As new technologies emerge and become well established so do threats against those technologies. Blind SQL injection attacks are a well know and recognized form of code injection attack, but there are many other forms, some not so well documented or understood. An emerging code injection attack is the XPath injection attack, which takes advantage of the loose typing and forgiving nature of XPath parsers to allow malcontents to piggyback malicious XPath queries on URLs, forms, or other methods to gain access to privileged information and change it.
This article looks at how XPath attacks are usually carried out and provides an example in Java™ and XML environments. It discusses how to detect such threats, looks at what you can do to mitigate the threat, and finally discusses what you can do in response to a suspected penetration.

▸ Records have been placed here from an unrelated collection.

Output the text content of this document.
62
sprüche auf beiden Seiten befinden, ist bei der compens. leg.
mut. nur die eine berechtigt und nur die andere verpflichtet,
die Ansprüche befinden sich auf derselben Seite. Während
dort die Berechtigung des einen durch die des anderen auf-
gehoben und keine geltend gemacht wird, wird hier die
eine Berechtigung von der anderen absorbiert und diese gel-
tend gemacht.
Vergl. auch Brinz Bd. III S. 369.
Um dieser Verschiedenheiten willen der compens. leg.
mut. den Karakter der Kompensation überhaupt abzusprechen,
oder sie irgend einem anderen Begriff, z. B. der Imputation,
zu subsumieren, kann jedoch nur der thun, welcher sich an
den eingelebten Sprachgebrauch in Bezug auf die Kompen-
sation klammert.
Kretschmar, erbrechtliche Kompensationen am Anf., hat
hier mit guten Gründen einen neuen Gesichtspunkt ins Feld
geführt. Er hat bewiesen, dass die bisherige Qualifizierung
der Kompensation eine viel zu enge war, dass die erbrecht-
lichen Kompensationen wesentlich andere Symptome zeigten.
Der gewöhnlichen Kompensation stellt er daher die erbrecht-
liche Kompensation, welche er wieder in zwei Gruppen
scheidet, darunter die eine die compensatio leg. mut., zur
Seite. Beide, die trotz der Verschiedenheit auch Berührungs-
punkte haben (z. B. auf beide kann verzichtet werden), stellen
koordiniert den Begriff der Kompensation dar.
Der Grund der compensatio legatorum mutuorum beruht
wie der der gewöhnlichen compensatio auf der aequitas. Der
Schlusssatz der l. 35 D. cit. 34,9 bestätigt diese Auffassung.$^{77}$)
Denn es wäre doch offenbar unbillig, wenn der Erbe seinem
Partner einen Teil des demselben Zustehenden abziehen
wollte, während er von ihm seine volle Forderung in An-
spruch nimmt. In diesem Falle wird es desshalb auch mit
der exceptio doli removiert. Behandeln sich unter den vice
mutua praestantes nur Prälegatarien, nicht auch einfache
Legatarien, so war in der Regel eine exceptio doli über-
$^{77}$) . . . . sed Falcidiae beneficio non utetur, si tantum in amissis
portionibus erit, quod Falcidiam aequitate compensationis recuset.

The focus of this article is a specific type of code injection attack: the Blind XPath injection. If you are not familiar with XPath 1.0 or need a primer, look at the W3 Schools XPath tutorial (see Resources for a link). Also, you can find a number of articles on working with XPath in a variety of languages on developerWorks (see Resources for links). This article will use examples focused on XPath 1.0 but will also work with XPath 2.0. XPath 2.0 actually expands the possible issues facing you.
This article also supplies a Java code example that is developed to work with the Java JDK 5.0. While the concepts and topics in this article are cross platform, if your application uses XPath to get the specific code sample, you will have to use the JDK 5.0.

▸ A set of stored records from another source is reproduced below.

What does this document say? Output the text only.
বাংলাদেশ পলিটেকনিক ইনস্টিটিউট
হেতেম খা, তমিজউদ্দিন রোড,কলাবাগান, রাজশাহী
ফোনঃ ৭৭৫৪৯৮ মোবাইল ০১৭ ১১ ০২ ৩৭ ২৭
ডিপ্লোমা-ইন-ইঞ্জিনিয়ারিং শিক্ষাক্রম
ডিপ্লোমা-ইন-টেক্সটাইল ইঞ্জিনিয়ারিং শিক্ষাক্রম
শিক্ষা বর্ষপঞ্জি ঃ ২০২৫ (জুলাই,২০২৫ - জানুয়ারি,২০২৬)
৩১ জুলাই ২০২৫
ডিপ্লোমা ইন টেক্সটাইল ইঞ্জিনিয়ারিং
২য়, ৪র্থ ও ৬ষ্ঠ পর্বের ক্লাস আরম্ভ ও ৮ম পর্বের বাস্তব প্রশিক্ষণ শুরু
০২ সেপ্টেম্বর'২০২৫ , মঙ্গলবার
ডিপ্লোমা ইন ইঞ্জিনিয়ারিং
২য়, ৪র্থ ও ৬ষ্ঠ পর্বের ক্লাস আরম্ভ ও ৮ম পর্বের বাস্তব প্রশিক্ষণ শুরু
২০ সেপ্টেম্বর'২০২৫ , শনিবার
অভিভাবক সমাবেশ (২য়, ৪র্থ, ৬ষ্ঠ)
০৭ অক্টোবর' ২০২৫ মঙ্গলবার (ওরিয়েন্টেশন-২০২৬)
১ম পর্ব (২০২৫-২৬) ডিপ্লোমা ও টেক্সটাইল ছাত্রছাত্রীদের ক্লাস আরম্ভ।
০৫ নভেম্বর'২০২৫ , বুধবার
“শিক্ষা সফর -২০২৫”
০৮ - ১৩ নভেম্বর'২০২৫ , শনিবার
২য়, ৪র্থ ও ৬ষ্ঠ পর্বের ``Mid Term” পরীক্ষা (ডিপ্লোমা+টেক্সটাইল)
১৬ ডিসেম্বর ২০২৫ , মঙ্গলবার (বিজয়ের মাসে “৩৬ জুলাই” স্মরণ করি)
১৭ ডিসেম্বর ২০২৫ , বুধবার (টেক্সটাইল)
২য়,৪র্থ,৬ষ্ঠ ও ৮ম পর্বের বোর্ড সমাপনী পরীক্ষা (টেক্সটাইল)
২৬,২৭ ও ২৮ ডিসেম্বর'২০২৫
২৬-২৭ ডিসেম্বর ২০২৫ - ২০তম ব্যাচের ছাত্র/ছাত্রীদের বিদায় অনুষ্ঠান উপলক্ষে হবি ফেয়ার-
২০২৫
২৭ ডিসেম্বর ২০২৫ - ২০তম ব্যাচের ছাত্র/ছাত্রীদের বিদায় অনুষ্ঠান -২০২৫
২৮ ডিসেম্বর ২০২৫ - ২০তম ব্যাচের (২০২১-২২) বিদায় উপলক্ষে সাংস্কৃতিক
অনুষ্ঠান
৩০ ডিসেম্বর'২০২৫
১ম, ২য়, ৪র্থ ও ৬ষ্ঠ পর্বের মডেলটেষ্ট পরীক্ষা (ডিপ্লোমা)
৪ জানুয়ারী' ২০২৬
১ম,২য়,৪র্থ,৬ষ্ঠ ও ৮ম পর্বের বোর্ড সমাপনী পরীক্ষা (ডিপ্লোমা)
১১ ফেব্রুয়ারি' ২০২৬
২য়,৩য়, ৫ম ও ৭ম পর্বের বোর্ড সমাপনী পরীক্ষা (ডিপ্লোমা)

One of the more common attacks or threats to Web applications is some form of code injection, which Wikipedia defines as:
... a technique to introduce (or "inject") code into a computer program or system by taking advantage of the unenforced and unchecked assumptions the system makes about its inputs. The purpose of the injected code is typically to bypass or modify the originally intended functionality of the program. When the functionality bypassed is system security, the results can be disastrous.
Any quick perusal of Web sites such as the Web Application Security Consortium or Security Focus (see Resources for links) will show a multitude of attacks using some form of code injection from JavaScript to SQL injection to other forms of code injection attacks. An emerging threat, first outlined by Amit Klein in a paper in 2004, is the blind XPath injection attack (see Resources). This attack functions almost exactly like the blind SQL injection attack but, unlike SQL injection attacks, few people know about XPath injection attacks or take precautions against them. Like the SQL injection attack, you can often easily deal with the threat if you follow best practices to develop secure applications.
Generally, most Web applications use relational databases to store and retrieve information. For example, if you have a Web site that requires authentication, you might have a table called users with a unique ID, a login name, a password, and perhaps some other sort of information like a role. A SQL query to retrieve a user from a users table might look like Listing 1.
Listing 1. SQL query to retrieve a user from a users table
Select * from users where loginID='foo' and password='bar'
|
In this query the user has to give the loginID and the password as input. If an attacker enters the following in the loginID field: ' or 1=1 and the password as: ' or 1=1, the query formed will be something like Listing 2.
Listing 2. Query formed from attacker entries
Select * from users where loginID = '' or 1=1 and password=' ' or 1=1
|
This will always result in a match so that the attacker gains entry to the system. XPath injection works much the same way. Assume, though, that instead of a table called users, you have an XML file that contains user information that looks like Listing 3.
Listing 3. user.xml
<?xml version="1.0" encoding="UTF-8"?>
<users>
<user>
<firstname>Ben</firstname>
<lastname>Elmore</lastname>
<loginID>abc</loginID>
<password>test123</password>
</user>
<user>
<firstname>Shlomy</firstname>
<lastname>Gantz</lastname>
<loginID>xyz</loginID>
<password>123test</password>
</user>
<user>
<firstname>Jeghis</firstname>
<lastname>Katz</lastname>
<loginID>mrj</loginID>
<password>jk2468</password>
</user>
<user>
<firstname>Darien</firstname>
<lastname>Heap</lastname>
<loginID>drano</loginID>
<password>2mne8s</password>
</user>
</users>
|
In XPath, a similar statement to the SQL query is shown in Listing 4.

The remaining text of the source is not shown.